Вода заплескалась вокруг нее огненными кругами. Старик на мгновение склонился к девушке, затем вышел на берег, долго смотрел на меня, потом начертил в воздухе знамение креста, схватил массивную вазу и, поставив ее в лодку, опять занял свое место. Я инстинктивно шагнул за ним. Он вперил в меня какой-то странный взор, взялся за весла, и мы поплыли по направлению к лучезарной звезде. Холодный ветер дул нам навстречу. Я наклонился над Ларой. Вот мы проплыли через узкое ущелье и минуту спустя увидели перед собою бесконечную равнину морскую; позади же нас вздымались к небу отвесными стенами скалы. Почти рядом с ущельем находился невысокий и отлогий склон, поросший кустами и темно-красными цветами. Молодая луна ярко сияла на небе. Лара поднялась. Я не смел коснуться ее руки; она представлялась мне неземным существом. Мне казалось, что я нахожусь в царстве духов, и все, что я вижу, — не мираж, а неземная действительность.

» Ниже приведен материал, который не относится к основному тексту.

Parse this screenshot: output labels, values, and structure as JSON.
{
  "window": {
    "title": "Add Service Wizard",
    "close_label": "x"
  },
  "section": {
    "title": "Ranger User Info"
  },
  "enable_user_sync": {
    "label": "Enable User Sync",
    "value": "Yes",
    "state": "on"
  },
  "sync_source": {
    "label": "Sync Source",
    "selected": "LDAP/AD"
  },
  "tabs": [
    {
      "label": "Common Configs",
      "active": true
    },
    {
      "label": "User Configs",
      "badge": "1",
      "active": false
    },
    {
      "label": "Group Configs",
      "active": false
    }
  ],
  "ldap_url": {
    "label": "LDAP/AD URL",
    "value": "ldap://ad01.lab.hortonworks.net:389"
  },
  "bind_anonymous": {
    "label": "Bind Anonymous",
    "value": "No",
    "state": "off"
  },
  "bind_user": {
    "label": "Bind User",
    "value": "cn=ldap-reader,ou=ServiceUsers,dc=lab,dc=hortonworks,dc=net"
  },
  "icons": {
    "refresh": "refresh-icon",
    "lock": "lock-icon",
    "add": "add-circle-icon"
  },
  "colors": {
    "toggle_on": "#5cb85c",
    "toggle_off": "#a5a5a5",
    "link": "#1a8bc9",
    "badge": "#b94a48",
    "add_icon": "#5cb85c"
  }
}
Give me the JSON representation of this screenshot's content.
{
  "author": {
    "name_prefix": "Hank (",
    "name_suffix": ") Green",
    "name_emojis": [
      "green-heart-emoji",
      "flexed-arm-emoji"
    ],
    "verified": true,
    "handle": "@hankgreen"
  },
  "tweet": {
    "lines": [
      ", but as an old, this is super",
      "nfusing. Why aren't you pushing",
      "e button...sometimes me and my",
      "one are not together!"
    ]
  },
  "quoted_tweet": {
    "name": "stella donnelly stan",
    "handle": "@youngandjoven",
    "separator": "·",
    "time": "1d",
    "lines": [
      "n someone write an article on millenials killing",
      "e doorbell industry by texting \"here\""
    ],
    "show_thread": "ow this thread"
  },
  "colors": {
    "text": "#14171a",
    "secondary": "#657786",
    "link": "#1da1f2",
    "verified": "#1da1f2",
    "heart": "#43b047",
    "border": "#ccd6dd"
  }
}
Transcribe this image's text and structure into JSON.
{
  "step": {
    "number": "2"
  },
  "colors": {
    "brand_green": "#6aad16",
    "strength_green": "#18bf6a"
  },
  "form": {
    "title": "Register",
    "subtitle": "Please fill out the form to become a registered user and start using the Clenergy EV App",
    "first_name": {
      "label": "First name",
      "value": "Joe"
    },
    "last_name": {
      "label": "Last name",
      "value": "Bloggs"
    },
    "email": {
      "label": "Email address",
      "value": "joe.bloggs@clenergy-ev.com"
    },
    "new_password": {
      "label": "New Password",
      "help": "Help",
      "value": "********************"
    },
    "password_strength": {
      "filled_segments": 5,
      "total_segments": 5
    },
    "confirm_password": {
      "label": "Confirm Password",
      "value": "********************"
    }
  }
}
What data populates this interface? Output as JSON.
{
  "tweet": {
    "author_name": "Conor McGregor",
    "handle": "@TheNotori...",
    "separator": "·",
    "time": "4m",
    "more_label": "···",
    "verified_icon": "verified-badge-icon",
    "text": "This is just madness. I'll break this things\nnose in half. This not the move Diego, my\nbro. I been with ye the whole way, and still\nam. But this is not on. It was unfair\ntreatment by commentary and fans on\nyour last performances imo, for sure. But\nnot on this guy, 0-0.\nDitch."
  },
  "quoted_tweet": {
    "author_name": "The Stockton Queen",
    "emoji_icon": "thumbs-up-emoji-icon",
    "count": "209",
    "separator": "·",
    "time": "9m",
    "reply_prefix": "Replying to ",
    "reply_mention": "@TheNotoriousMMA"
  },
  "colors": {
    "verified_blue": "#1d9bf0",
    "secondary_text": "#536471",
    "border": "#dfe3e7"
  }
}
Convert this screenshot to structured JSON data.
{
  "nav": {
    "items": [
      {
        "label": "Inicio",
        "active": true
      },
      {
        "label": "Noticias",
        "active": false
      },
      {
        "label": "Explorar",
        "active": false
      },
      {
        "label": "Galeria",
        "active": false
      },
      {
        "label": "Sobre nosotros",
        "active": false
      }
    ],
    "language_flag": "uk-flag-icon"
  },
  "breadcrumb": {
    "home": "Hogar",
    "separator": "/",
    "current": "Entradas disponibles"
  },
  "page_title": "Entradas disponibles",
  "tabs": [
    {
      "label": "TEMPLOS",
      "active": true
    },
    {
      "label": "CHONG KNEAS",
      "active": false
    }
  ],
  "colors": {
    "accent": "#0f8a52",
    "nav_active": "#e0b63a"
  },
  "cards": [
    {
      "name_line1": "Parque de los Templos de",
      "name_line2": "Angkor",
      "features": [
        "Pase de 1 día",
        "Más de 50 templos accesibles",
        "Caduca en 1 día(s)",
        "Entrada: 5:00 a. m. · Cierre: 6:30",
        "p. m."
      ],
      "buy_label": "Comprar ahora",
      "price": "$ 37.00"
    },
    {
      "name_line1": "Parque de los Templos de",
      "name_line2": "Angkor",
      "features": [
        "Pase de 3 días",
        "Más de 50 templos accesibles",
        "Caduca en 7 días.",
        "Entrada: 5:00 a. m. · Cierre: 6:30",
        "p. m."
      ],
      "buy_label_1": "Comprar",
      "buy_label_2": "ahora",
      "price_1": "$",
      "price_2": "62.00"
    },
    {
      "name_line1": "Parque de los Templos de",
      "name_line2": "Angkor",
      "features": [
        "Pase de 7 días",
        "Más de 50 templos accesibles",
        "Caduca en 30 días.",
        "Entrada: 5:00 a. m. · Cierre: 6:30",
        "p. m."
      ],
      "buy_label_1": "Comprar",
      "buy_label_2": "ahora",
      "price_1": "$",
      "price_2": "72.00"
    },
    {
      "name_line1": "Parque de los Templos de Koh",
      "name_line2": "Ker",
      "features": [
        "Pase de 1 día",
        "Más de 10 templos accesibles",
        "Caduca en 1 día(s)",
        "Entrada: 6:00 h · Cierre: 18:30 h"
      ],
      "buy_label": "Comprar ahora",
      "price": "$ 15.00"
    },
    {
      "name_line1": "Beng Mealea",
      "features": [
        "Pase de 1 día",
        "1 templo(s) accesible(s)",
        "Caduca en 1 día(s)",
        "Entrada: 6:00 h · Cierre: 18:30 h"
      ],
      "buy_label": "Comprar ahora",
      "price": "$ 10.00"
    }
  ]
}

— Дай мне трав! — сказала Лара, протягивая руку, и слова ее раздались для меня велением духа. Я посмотрел на зеленые кусты, на красные цветы, вышел из лодки, нарвал цветов, испускавших какой-то особый аромат, и протянул букет Ларе. Тут мною опять овладела смертельная слабость, я опустился на колени, но еще видел, как старик, сотворив крестное знамение, взял из рук моих цветы, перенес Лару в другую лодку, побольше, привязал к ней маленькую, поставил паруса и отплыл. Я протянул им вслед руки, но сердце мое сжала холодная рука смерти, и оно словно разорвалось…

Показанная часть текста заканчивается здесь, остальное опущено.